The Business of Bags
People have so much stuff to carry around nowadays. Briefcases aren't just for paper anymore. Travel bags need to hold more than a change of clothes and some toiletries. So what will hold an end-users' phone, tablet, laptop, business papers, work attire, etc.? We spoke to two bag suppliers to find out the top bags for working in the office or on the road.
For Debco, business briefs and backpacks are big sellers for businesspeople. "I'd say that these days it's about 50/50, and that never used to be the case," said Alex Morin, executive vice president of sales and marketing for Debco, Concord, Ontario, Canada. "Business briefs used to be at least 80 percent of the market for business bags whereas now you're seeing tons of people gravitating toward a backpack."
Meanwhile Bags Depot Inc. cited the brief case and messenger bag as its top business sellers. "In most cases it's because it has room to store your electronic stuff, but also your paperwork," Emmanuel Olguin, customer service representative for Bags Depot Inc., Ontario, Calif., said.
Finding the Perfect Fit
After determining which type of bag best fits your client, learn what will be going in the bag.
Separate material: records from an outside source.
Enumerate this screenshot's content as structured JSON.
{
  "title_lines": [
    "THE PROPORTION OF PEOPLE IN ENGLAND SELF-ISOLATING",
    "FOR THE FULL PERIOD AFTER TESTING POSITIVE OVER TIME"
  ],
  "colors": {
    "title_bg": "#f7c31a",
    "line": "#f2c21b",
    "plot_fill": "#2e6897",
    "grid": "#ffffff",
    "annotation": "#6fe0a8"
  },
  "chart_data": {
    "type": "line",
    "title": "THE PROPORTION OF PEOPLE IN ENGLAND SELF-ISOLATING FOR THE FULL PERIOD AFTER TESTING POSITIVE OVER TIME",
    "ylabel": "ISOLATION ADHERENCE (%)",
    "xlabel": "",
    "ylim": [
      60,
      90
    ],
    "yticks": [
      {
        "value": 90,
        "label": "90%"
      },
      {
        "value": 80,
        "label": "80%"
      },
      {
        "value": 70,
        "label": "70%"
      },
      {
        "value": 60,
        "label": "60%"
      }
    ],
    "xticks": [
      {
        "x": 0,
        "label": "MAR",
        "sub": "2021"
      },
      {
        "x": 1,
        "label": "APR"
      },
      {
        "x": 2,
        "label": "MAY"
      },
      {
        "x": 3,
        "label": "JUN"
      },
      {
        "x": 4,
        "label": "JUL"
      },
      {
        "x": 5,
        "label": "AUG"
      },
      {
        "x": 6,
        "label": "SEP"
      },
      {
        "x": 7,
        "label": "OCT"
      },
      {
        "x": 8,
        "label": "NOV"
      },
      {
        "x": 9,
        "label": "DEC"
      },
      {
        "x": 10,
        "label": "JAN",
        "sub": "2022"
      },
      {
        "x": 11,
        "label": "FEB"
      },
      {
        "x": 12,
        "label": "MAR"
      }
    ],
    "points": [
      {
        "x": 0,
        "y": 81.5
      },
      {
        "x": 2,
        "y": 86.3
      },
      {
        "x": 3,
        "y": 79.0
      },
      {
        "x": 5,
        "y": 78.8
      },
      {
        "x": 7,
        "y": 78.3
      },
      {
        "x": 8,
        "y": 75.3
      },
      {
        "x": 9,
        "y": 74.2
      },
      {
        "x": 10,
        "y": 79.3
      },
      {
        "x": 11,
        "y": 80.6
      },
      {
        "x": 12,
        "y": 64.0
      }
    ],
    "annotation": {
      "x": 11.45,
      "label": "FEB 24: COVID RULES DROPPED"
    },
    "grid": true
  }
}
The product's size is geared purely around the desired contents, Olguin noted. "Usually they're trying to fit something specifically inside the bags," he said. "Let's say a specific type of laptop or a specific type of document and they want to make sure it fits."
Most business bags will have enough space and padding to carry a laptop, but many will be able to carry a lot more, Morin added. "So you're seeing the evolution of those bags as they've become a bit more complex and a bit more suitable toward the types of things we're carrying these days," he said. "People are carrying more than one device, so you'll often find that they have to have enough room for a laptop, and then enough room for a tablet and, of course, documents [they're] going to be taking, including perhaps a padfolio [they] would put in there."
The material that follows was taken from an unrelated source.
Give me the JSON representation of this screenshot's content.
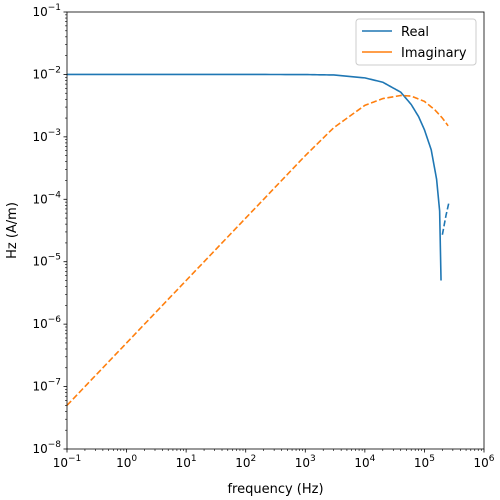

Additionally, grommet holes for speaker or headphones wires are also popular technology-related additions, he added. "People want to bring their music on the road so you're having people bring their Bluetooth speakers with them," Morin said.
Aside from safely storing electronic devices and important documents, businesspeople are looking for convenience, like not having to carry something in their hands, and extra components to accommodate everything else they carry on a daily basis, like a water bottle, keys, etc. "[A messenger bag] has room to store your electronic stuff, but also your paperwork," Olguin said. "It has compartments to store different things. Most of them come with a shoulder strap, so you can hang it around your body."
The popularity of business bags is only growing, Morin concluded. "Business never stops, people always have things to bring places, so you're going to need something to put those in and so I would say it's a category that is going to continue to grow," he said.
Rise of the Backpack
Morin mentioned that there is one bag category that is rising rapidly, and will continue to flourish in the future: backpacks. "[Backpacks are] just way more practical than anything else that's ever really been used," he explained.
Backpacks have become the go-to bags for both business and travel. Even those you'd least expect are picking up a backpack in lieu of a briefcase. "I've seen lawyers recently on planes with backpacks," he said. "I've seen politicians on planes with backpacks as well. I met a guy in the music industry on a flight to L.A. the other day, and he had a backpack. It's just interesting to see that it really spans the gamut when it comes to executives."
Morin explained the reasoning behind the growing trend of backpack use for business. "What's interesting is that the Gen Xers are the ones that are influencing that trend—the movement away from the strict business brief to the backpack—and they're the ones that are sort of challenging the notion that your bag has to be the way it looked years and years ago," he said.
Airlines also have played a role. By charging more to check luggage, more travelers opt to carry on their suitcase, leaving many to place their backpack under their seat or at their feet due to lack of room in the overhead bins. "So you don't want to make [the backpack] too big because then you won't have any legroom at all, so it's just got to be perfectly functional for an airplane so it will accommodate, of course, that laptop and important documents but not be so big that it takes up that entire space," Morin said.
But above all, it may just be convenience that is the biggest factor for this new preference. "You've got both your hands free, and that's great for us smartphone users," he said.